Naquela tarde fazia calor. Logo que chegaram à praça central da cidade, as crianças viram um sorveteiro e foram logo tomar sorvete. Divertiram-se à vontade.

Quando chegou a hora de voltar para casa, os quatro entraram no carro. O pai perguntou: “Vocês não vão levar um sorvete para a mamãe?” “Sim, vamos.” Voltaram e compraram uma tacinha, com a colherinha junto.

Ao chegar em casa, deram o sorvete para a mãe. Mas cada um queria provar do sorvete. E a mãe, alegre, foi dando uma colherinha para cada filho.

De repente, o sorvete acabou, sem que ela sequer o tivesse provado.
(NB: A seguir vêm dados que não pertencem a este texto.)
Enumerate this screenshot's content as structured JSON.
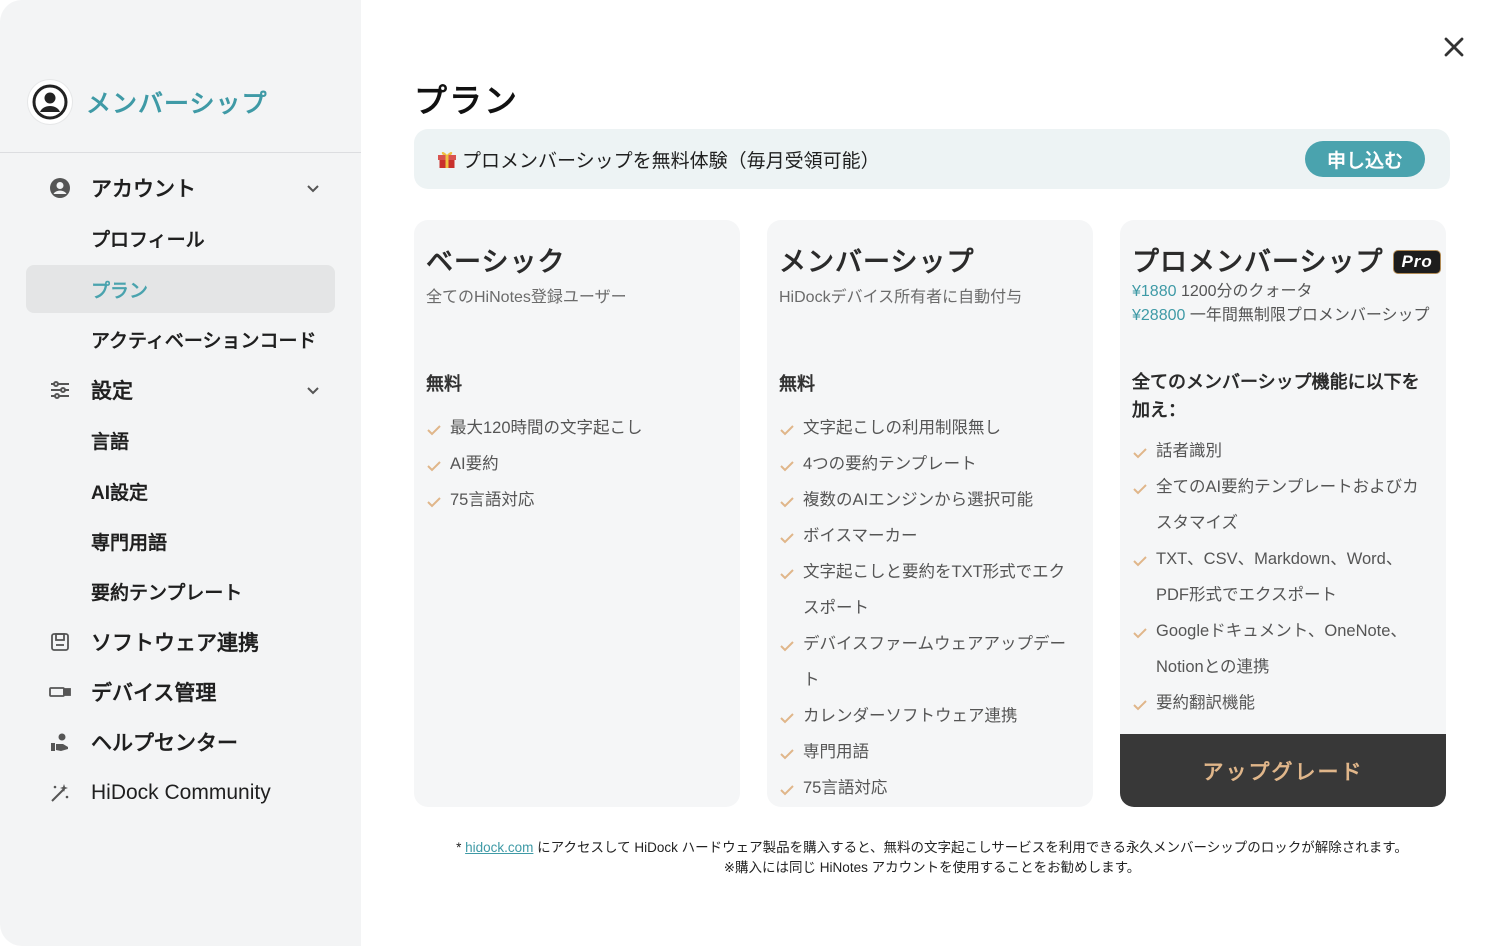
{
  "sidebar": {
    "title": "メンバーシップ",
    "items": [
      {
        "label": "アカウント"
      },
      {
        "label": "プロフィール"
      },
      {
        "label": "プラン"
      },
      {
        "label": "アクティベーションコード"
      },
      {
        "label": "設定"
      },
      {
        "label": "言語"
      },
      {
        "label": "AI設定"
      },
      {
        "label": "専門用語"
      },
      {
        "label": "要約テンプレート"
      },
      {
        "label": "ソフトウェア連携"
      },
      {
        "label": "デバイス管理"
      },
      {
        "label": "ヘルプセンター"
      },
      {
        "label": "HiDock Community"
      }
    ]
  },
  "main": {
    "title": "プラン",
    "banner": {
      "text": "プロメンバーシップを無料体験（毎月受領可能）",
      "button": "申し込む"
    },
    "plans": [
      {
        "name": "ベーシック",
        "subtitle": "全てのHiNotes登録ユーザー",
        "price": "無料",
        "features": [
          "最大120時間の文字起こし",
          "AI要約",
          "75言語対応"
        ]
      },
      {
        "name": "メンバーシップ",
        "subtitle": "HiDockデバイス所有者に自動付与",
        "price": "無料",
        "features": [
          "文字起こしの利用制限無し",
          "4つの要約テンプレート",
          "複数のAIエンジンから選択可能",
          "ボイスマーカー",
          "文字起こしと要約をTXT形式でエクスポート",
          "デバイスファームウェアアップデート",
          "カレンダーソフトウェア連携",
          "専門用語",
          "75言語対応"
        ]
      },
      {
        "name": "プロメンバーシップ",
        "badge": "Pro",
        "price1": "¥1880",
        "price1_desc": " 1200分のクォータ",
        "price2": "¥28800",
        "price2_desc": " 一年間無制限プロメンバーシップ",
        "lead": "全てのメンバーシップ機能に以下を加え：",
        "features": [
          "話者識別",
          "全てのAI要約テンプレートおよびカスタマイズ",
          "TXT、CSV、Markdown、Word、PDF形式でエクスポート",
          "Googleドキュメント、OneNote、Notionとの連携",
          "要約翻訳機能"
        ],
        "button": "アップグレード"
      }
    ],
    "footnote": {
      "prefix": "* ",
      "link": "hidock.com",
      "line1": " にアクセスして HiDock ハードウェア製品を購入すると、無料の文字起こしサービスを利用できる永久メンバーシップのロックが解除されます。",
      "line2": "※購入には同じ HiNotes アカウントを使用することをお勧めします。"
    }
  },
  "colors": {
    "accent": "#4aa3ae",
    "check": "#e0b68a",
    "upgrade_bg": "#383838"
  }
}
E o mais interessante é que ela não percebeu, de tão feliz que estava, ao ver os filhos alegres.

O pai, que permanecia ali perto e observava, pensou comovido: Não existe no mundo amor maior que o de mãe.

O amor de mãe é o mais belo retrato do amor de Deus por nós. “Acaso uma mulher esquece o seu neném, ou o amor ao filho de suas entranhas? Mesmo que alguma se esqueça, eu de ti jamais me esquecerei!” (Is 49,15). Que o nosso amor a Deus seja assim também.